Under the leadership of Chief Dean Esserman, the New Haven Department of Police Services is dedicated to sharing responsibility for creating a safe and inclusive city with the community of New Haven. The NHDPS is dedicated to providing a safe environment by targeting quality of life issues in New Haven neighborhoods, using revitalized community-based policing strategies, and carrying out this mission with professionalism, fairness, and absolute integrity. Since 1991, when Chief Esserman was then Assistant Chief and one of the architects of the program, the NHDPS has partnered with Child Study Center in implementing the Child Development-Community Policing Program, addressing the needs of children and families exposed to violence.

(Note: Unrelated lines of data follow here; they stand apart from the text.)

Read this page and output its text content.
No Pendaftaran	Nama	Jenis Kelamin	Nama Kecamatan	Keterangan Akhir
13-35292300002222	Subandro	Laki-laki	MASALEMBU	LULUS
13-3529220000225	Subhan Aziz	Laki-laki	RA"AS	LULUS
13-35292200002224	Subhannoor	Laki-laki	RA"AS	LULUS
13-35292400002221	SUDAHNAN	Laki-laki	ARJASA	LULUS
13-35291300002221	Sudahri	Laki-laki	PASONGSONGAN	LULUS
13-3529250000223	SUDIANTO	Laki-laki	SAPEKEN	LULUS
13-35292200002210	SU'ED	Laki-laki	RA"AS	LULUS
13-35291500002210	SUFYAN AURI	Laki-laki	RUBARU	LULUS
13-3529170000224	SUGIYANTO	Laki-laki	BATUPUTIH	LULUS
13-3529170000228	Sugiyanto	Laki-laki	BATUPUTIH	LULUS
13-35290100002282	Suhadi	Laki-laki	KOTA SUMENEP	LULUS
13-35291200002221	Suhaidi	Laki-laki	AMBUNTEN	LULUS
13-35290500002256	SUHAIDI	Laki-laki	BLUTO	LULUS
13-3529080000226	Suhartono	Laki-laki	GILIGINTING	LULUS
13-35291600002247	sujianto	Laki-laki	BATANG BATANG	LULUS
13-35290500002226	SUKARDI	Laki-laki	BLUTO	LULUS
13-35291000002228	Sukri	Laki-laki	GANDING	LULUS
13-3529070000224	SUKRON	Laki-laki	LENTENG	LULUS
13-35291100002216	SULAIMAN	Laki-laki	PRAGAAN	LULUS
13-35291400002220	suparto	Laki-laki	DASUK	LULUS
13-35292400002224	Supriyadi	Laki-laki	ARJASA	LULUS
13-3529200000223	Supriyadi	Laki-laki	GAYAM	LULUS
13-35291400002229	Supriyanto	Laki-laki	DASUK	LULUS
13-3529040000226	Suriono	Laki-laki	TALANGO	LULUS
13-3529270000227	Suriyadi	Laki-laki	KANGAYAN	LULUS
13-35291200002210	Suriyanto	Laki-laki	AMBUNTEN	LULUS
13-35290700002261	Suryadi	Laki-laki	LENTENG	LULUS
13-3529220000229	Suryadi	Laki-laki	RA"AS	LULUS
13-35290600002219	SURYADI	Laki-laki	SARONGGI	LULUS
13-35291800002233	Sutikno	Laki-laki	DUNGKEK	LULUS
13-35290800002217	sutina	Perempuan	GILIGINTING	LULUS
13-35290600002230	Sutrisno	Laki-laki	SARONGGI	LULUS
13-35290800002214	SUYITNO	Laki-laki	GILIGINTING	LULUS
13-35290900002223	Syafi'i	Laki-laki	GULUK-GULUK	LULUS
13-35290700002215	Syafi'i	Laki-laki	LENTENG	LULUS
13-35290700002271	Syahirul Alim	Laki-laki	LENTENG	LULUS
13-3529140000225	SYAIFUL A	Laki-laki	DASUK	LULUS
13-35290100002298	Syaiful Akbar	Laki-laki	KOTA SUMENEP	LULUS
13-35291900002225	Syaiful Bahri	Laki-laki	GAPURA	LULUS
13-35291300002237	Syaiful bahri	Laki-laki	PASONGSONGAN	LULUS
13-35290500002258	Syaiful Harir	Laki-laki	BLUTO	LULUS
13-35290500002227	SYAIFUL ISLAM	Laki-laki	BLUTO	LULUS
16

Yale New Haven Hospital is a non-profit 1,541-bed tertiary medical center receiving national and international referrals. Yale-New Haven Hospital includes Smilow Cancer Hospital at Yale-New Haven, Yale-New Haven Children's Hospital and Yale-New Haven Psychiatric Hospital. Yale New Haven Hospital is the primary teaching hospital of the Yale School of Medicine, whose mission is to provide sensitive, high-quality, cost-effective health care services to all patients, regardless of ability to pay; offer training opportunities for nurses and allied health care professionals; provide the setting for ongoing clinical research that helps bring medical advances from the laboratory to the patient's bedside; and serve the community as a public health advocate and provide support and services which respond to the area's health care needs through health education, health promotion and access to care. The randomized controlled trial of the Child and Family Traumatic Stress Intervention recruited participants from the Yale New Haven Hospital Emergency Department and the CVTC continues to work in partnership to best serve the needs of children and families.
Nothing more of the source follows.